Погода резко переменилась. Сеет мелкий настырный дождик, кругом все посерело. Избы под соломенными крышами нахохлились и смотрят угрюмо маленькими подслеповатыми окошками. В огородах кучи картофельной ботвы и разворошенная земля. Возле домов на землю шмякаются мокрые желтые листья тополей. Мало у какого в Куйме увидишь фруктовое дерево.

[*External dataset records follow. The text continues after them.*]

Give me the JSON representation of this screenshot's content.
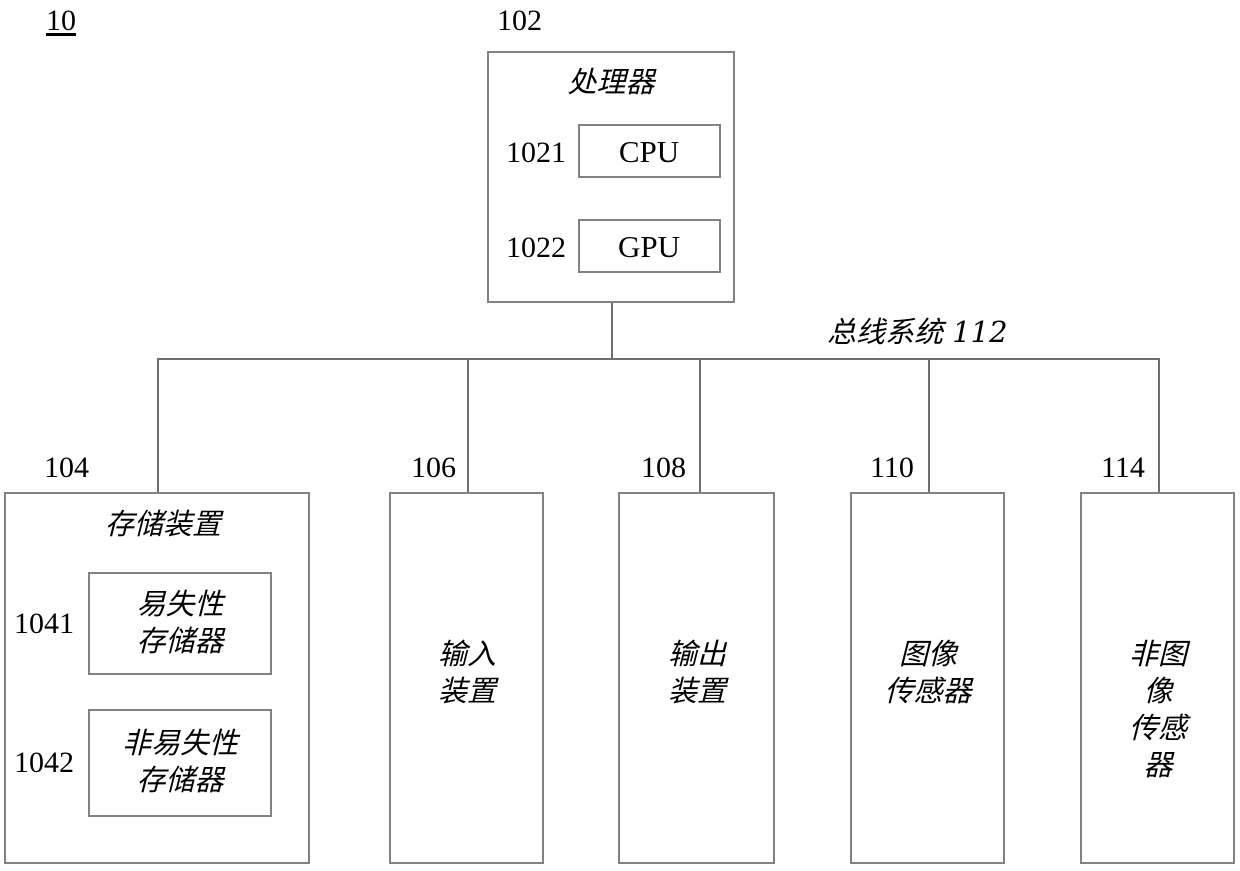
{
  "figure": {
    "id_label": "10",
    "bus_label": "总线系统 112"
  },
  "processor": {
    "ref": "102",
    "title": "处理器",
    "units": [
      {
        "ref": "1021",
        "label": "CPU"
      },
      {
        "ref": "1022",
        "label": "GPU"
      }
    ]
  },
  "storage": {
    "ref": "104",
    "title": "存储装置",
    "memories": [
      {
        "ref": "1041",
        "label": "易失性\n存储器"
      },
      {
        "ref": "1042",
        "label": "非易失性\n存储器"
      }
    ]
  },
  "peripherals": [
    {
      "ref": "106",
      "label": "输入\n装置"
    },
    {
      "ref": "108",
      "label": "输出\n装置"
    },
    {
      "ref": "110",
      "label": "图像\n传感器"
    },
    {
      "ref": "114",
      "label": "非图像\n传感器"
    }
  ],
  "colors": {
    "line": "#6e6e6e",
    "box_border": "#828282",
    "text": "#000000",
    "background": "#ffffff"
  }
}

Ласково встретила Дуню Елизавета.
– Вот радость-то! Гостья желанная!
– А мне совсем не радостно. Умер у Феклы Васенька от голода.

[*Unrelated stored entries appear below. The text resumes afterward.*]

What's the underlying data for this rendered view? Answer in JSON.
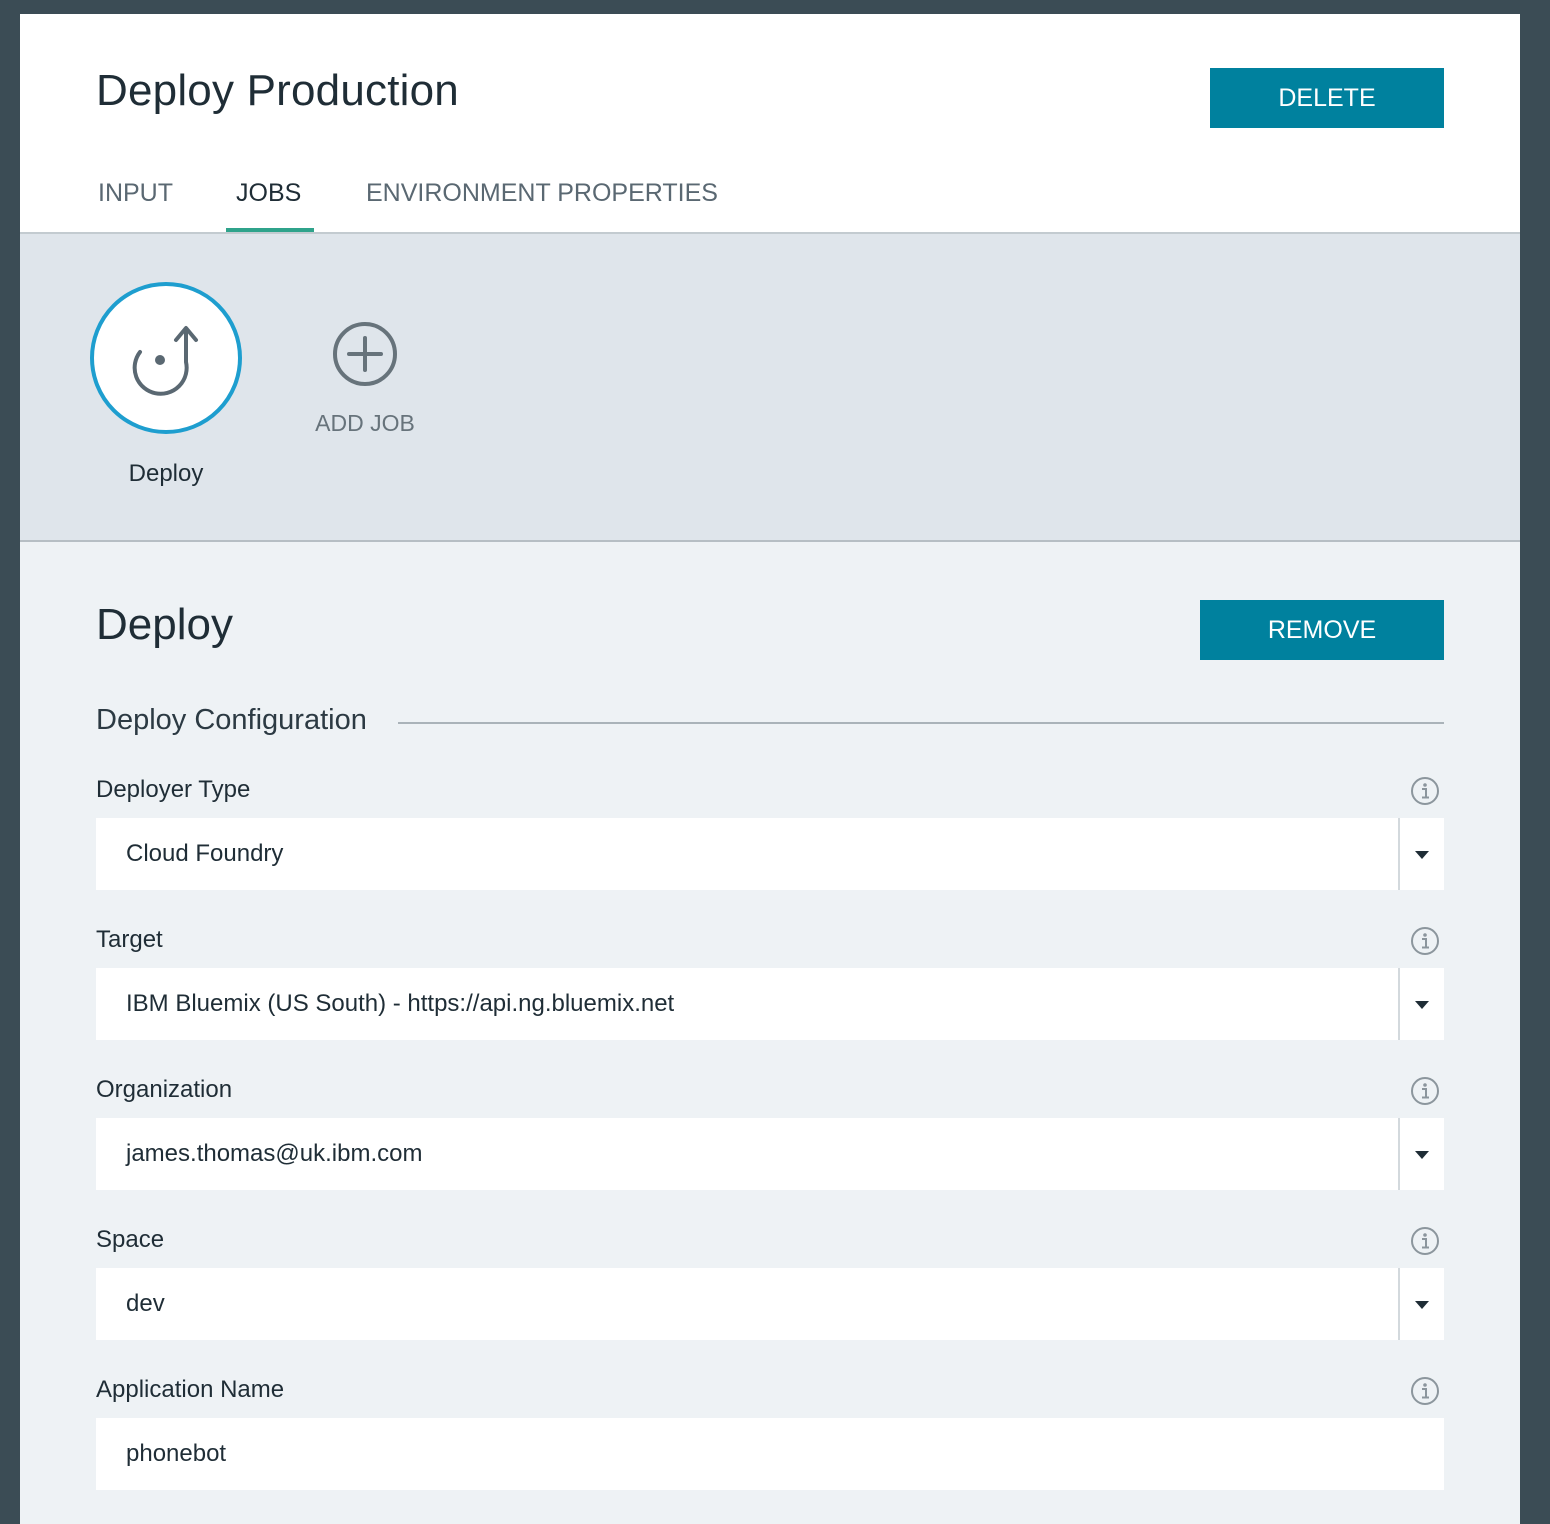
{
  "header": {
    "title": "Deploy Production",
    "delete_label": "DELETE"
  },
  "tabs": [
    {
      "label": "INPUT",
      "active": false
    },
    {
      "label": "JOBS",
      "active": true
    },
    {
      "label": "ENVIRONMENT PROPERTIES",
      "active": false
    }
  ],
  "jobs": {
    "items": [
      {
        "label": "Deploy",
        "icon": "deploy-icon",
        "selected": true
      }
    ],
    "add_label": "ADD JOB",
    "add_icon": "plus-circle-icon"
  },
  "job_detail": {
    "title": "Deploy",
    "remove_label": "REMOVE",
    "section_heading": "Deploy Configuration",
    "fields": {
      "deployer_type": {
        "label": "Deployer Type",
        "value": "Cloud Foundry"
      },
      "target": {
        "label": "Target",
        "value": "IBM Bluemix (US South) - https://api.ng.bluemix.net"
      },
      "organization": {
        "label": "Organization",
        "value": "james.thomas@uk.ibm.com"
      },
      "space": {
        "label": "Space",
        "value": "dev"
      },
      "application_name": {
        "label": "Application Name",
        "value": "phonebot"
      }
    }
  },
  "colors": {
    "accent": "#00819e",
    "active_tab_underline": "#2fa38b",
    "selected_job_ring": "#1e9ecf",
    "outer_background": "#3b4c55"
  }
}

Елизавета даже не попыталась выразить хоть как-нибудь соболезнование:
– Бог дал, бог взял. Царство небесное младенцу невинному. Ах, вот почему ты такая грустная. А как у тебя дома-то?
– Все по-старому. Макаровна вот взялась покупателей подыскать, хочу дом и скотину продать. Надо как-то устраиваться. Там не житье мне, люди, как враги лютые. Присмотрюсь вот да, может, у вас и останусь. На что мне хозяйство? Одна канитель. Много ли мне одной надо? Только бы на душе спокойно было.

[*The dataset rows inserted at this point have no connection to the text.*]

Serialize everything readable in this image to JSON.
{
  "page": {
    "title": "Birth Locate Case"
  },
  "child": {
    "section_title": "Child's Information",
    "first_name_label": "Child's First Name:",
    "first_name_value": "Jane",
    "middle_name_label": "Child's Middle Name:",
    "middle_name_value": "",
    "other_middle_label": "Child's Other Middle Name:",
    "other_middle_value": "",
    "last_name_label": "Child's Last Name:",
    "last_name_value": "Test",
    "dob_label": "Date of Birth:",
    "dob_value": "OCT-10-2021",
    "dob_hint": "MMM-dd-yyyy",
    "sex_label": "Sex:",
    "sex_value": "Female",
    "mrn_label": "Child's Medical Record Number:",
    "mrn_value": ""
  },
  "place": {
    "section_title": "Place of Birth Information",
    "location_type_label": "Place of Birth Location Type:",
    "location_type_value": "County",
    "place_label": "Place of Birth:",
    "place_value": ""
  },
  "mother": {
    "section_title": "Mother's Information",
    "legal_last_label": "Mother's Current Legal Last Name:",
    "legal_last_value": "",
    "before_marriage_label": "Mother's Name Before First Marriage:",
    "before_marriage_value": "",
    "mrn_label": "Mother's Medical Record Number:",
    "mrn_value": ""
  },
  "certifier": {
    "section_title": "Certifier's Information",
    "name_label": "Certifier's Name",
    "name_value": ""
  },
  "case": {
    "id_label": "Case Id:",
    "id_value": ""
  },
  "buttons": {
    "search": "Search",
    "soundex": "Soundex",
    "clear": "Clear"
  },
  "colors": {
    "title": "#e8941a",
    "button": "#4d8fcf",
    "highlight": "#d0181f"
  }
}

Дуня выложила из корзинки спелые яблоки.
– Прими, угощайся, мать!
– Спасибо, голубушка. Господь бог вознаградит за доброту твою.
Перекрестилась, взяла яблоко и крепкими зубами впилась в ароматную мякоть.
– А ведь жалко, поди, расставаться со своим добром?
– Кабы не жалко? И сомнений у меня много: ну, если все порешу, а потом что? Я ведь как с завязанными глазами: ничего не вижу и не знаю, на что опереться, не знаю, как жить, чему верить. И ты все загадками да тайнами.
– Нам нельзя не остерегаться. Не дай бог, попадется Иуда-предатель, всех разгонят.
|
– Вот-вот! А я могу ли рисковать? И посоветоваться не с кем: только от тебя слышу ласковое слово, да Макаровна не чуждается.
– А ты не торопись с распродажей своего имущества, и мы подождем. Вот когда окрепнешь в нашей вере, тогда и решайся. Ничем мы тебя не неволим.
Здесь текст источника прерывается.